Transforming Growth Factor-Beta Promotes Rhinovirus Replication in Bronchial Epithelial Cells by Suppressing the Innate Immune Response
Published: Thursday, September 06, 2012
Author: Nicole Bedke et al.

by Nicole Bedke, David Sammut, Ben Green, Valia Kehagia, Patrick Dennison, Gisli Jenkins, Amanda Tatler, Peter H. Howarth, Stephen T. Holgate, Donna E. Davies

Rhinovirus (RV) infection is a major cause of asthma exacerbations which may be due to a deficient innate immune response in the bronchial epithelium. We hypothesized that the pleiotropic cytokine, TGF-ß, influences interferon (IFN) production by primary bronchial epithelial cells (PBECs) following RV infection. Exogenous TGF-ß2 increased RV replication and decreased IFN protein secretion in response to RV or double-stranded RNA (dsRNA).
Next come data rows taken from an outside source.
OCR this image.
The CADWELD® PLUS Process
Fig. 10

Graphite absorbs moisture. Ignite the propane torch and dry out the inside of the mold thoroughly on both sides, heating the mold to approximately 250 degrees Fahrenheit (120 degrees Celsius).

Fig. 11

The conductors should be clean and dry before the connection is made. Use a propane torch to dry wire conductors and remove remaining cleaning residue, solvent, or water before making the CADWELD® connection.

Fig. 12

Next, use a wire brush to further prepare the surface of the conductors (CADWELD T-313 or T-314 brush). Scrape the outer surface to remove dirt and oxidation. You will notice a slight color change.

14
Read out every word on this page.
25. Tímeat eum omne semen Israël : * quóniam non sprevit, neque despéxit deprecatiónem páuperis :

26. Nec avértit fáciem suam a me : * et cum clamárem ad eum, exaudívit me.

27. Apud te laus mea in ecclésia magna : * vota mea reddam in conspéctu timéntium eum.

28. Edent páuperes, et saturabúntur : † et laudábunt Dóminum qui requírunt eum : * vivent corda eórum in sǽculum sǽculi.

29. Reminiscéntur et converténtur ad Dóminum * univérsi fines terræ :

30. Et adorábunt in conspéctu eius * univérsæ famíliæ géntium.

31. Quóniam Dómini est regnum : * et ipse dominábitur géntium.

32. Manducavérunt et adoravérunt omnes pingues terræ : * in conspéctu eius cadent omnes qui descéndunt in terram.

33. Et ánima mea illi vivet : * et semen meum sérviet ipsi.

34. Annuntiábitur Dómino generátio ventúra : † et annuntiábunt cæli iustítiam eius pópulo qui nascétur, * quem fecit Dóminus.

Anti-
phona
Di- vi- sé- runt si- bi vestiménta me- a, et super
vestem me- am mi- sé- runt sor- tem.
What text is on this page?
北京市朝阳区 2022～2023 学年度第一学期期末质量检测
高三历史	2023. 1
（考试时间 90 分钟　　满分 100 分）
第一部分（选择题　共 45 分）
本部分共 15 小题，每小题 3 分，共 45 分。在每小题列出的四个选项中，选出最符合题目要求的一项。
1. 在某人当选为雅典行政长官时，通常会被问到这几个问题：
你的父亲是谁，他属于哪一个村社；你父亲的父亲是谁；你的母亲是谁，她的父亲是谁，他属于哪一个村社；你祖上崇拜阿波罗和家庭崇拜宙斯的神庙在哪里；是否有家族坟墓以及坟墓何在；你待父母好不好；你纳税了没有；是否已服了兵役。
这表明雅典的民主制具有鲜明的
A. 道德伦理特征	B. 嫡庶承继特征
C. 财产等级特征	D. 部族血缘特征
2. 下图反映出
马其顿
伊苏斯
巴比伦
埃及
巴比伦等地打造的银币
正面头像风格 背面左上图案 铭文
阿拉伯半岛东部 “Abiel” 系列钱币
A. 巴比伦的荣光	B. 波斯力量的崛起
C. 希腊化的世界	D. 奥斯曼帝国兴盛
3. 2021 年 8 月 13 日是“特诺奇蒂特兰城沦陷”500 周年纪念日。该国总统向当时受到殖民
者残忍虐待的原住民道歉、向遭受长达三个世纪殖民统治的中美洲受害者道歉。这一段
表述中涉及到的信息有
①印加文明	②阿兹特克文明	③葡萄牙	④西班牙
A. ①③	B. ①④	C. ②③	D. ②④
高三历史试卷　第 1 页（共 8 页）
Conversely, neutralizing TGF-ß antibodies decreased RV replication and increased IFN expression in response to RV or dsRNA. Endogenous TGF-ß2 levels were higher in conditioned media of PBECs from asthmatic donors and the suppressive effect of anti-TGF-ß on RV replication was significantly greater in these cells. Basal SMAD-2 activation was reduced when asthmatic PBECs were treated with anti-TGF-ß and this was accompanied by suppression of SOCS-1 and SOCS-3 expression. Our results suggest that endogenous TGF-ß contributes to a suppressed IFN response to RV infection possibly via SOCS-1 and SOCS-3.